Opium is used to produce heroin, one of the most harmful narcotics, and Mr Qul is one of thousands of farmers in Afghanistan who have switched to opium cultivation in the last decade. This year the country produced the highest amount of opium since 1994, according to the United Nations Office on Drugs and Crime.
While Afghanistan has been the world’s largest opium-producing nation for decades, the UN agency reported that a staggering 328,000 hectares of land was under opium production this year, 127,000 hectares more than last year. A total of 9,000 tonnes of opium was produced, an 87 per cent increase on 2016.
The main reason for this unprecedented increase is economic. “If I were to grow wheat instead, one sear [seven kilograms] of wheat will only fetch me Afs150 [Dh8 or approximately US$2.50]. On the other hand, one kilogram of opium can sell for Afs15,000 to 16,000,” Mr Qul said.
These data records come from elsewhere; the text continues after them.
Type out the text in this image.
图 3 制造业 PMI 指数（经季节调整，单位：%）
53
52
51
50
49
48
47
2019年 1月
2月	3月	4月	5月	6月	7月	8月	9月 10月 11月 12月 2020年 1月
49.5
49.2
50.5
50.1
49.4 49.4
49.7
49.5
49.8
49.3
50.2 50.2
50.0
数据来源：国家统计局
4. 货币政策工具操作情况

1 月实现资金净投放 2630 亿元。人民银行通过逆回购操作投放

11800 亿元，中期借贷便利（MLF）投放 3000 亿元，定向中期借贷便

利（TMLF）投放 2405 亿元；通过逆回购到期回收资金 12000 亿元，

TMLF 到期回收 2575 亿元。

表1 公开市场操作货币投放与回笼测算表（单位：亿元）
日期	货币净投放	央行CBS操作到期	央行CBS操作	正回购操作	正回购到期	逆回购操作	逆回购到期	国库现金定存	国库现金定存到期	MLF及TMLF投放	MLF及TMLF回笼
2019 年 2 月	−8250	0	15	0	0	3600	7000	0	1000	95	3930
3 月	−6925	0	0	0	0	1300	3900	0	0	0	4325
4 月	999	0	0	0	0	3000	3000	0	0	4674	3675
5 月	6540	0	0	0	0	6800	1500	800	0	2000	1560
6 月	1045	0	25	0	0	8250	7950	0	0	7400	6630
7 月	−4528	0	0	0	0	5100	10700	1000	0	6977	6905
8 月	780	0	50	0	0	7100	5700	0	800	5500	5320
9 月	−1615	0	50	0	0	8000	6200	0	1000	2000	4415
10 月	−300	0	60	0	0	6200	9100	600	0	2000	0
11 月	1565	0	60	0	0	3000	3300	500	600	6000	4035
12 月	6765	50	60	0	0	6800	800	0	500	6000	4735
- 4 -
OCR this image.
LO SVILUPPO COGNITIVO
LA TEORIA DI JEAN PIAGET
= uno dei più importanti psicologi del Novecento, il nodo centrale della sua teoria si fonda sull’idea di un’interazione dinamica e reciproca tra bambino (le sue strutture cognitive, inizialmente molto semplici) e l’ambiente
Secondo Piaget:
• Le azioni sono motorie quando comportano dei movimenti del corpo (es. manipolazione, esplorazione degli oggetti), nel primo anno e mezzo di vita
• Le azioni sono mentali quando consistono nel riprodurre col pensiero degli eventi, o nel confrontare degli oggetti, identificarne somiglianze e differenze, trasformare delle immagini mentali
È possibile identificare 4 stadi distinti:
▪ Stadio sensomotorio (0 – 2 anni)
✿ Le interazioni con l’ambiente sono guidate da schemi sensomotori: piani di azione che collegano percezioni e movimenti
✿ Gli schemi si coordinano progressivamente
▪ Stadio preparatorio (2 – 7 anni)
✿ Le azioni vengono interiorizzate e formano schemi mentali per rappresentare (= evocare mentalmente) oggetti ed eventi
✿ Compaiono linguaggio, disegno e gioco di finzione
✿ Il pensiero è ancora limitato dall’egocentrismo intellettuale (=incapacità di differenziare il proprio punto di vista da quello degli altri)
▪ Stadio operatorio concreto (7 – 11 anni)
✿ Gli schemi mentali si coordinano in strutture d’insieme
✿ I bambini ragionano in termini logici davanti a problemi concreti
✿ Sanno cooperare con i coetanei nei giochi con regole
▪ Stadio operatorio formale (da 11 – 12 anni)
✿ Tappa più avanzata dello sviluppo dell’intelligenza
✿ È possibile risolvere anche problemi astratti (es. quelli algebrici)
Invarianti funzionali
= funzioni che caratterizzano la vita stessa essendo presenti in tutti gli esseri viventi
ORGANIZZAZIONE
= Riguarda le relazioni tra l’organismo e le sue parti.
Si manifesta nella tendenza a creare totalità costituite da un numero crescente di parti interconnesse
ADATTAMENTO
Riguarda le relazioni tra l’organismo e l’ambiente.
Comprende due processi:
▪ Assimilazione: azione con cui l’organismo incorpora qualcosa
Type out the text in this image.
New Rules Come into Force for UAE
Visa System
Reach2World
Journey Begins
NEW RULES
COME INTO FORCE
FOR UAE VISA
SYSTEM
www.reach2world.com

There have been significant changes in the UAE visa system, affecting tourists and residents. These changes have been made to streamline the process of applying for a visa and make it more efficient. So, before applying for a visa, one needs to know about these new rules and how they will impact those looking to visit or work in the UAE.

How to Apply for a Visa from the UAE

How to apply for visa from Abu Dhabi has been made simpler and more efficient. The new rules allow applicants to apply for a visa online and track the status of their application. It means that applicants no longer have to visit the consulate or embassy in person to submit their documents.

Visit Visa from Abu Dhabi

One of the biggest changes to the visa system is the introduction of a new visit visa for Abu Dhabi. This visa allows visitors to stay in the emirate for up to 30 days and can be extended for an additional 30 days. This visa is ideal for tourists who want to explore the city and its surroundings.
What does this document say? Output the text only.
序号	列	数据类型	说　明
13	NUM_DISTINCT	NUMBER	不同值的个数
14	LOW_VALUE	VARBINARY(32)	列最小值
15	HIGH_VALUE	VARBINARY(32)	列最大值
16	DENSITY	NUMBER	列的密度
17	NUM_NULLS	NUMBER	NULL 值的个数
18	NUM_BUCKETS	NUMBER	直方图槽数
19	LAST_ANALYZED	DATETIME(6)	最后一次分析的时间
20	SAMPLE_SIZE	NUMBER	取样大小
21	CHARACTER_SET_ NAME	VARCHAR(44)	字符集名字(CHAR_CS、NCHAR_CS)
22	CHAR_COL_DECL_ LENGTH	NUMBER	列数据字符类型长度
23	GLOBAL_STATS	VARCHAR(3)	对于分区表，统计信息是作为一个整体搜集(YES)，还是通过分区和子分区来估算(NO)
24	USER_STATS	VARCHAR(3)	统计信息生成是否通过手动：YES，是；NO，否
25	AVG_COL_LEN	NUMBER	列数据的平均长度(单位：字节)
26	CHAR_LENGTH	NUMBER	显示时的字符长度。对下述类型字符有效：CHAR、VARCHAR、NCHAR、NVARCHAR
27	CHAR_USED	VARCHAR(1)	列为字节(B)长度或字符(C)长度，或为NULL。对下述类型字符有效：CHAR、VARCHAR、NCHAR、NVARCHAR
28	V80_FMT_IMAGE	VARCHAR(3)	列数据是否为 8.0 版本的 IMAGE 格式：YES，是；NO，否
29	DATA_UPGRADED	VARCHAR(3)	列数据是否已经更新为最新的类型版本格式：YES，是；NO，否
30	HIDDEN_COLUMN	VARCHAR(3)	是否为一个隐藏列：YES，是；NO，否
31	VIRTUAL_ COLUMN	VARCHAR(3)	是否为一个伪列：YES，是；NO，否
Jelena Bjelica, a researcher at the Afghanistan Analyst Network, corroborates Mr Qul’s experiences in her report A Low-Risk Crop in a High-Risk Environment.
“Even in easier times, opium does not always behave according to standard market rules of supply and demand. Like other crops, it can be sold to provide an income, but when dried, it stores for five to seven years without losing all its value, so it also functions as capital and savings,” she notes. “Even during wartime, the market for opium still functions. Farmers who grow legal crops have to get them to market, risking their year’s income travelling through front-lines and checkpoints. If they grow opium, the buyers come to them. It is a lot safer,” she adds.
The start-up investment needed to grow opium is much less. “Growing wheat in less than a hectare of land requires four to five bags of chemical fertiliser that can cost up to Afs1,500 to 2,000 per bag. How can I afford all that?” Mr Qul said. “Also, this will produce 100 sear of wheat which will earn me about Afs10,000. After all that investment and work, I can’t even make enough to feed my family.”
Opium, on the other hand, ensures a steady and sustainable income for millions of Afghans.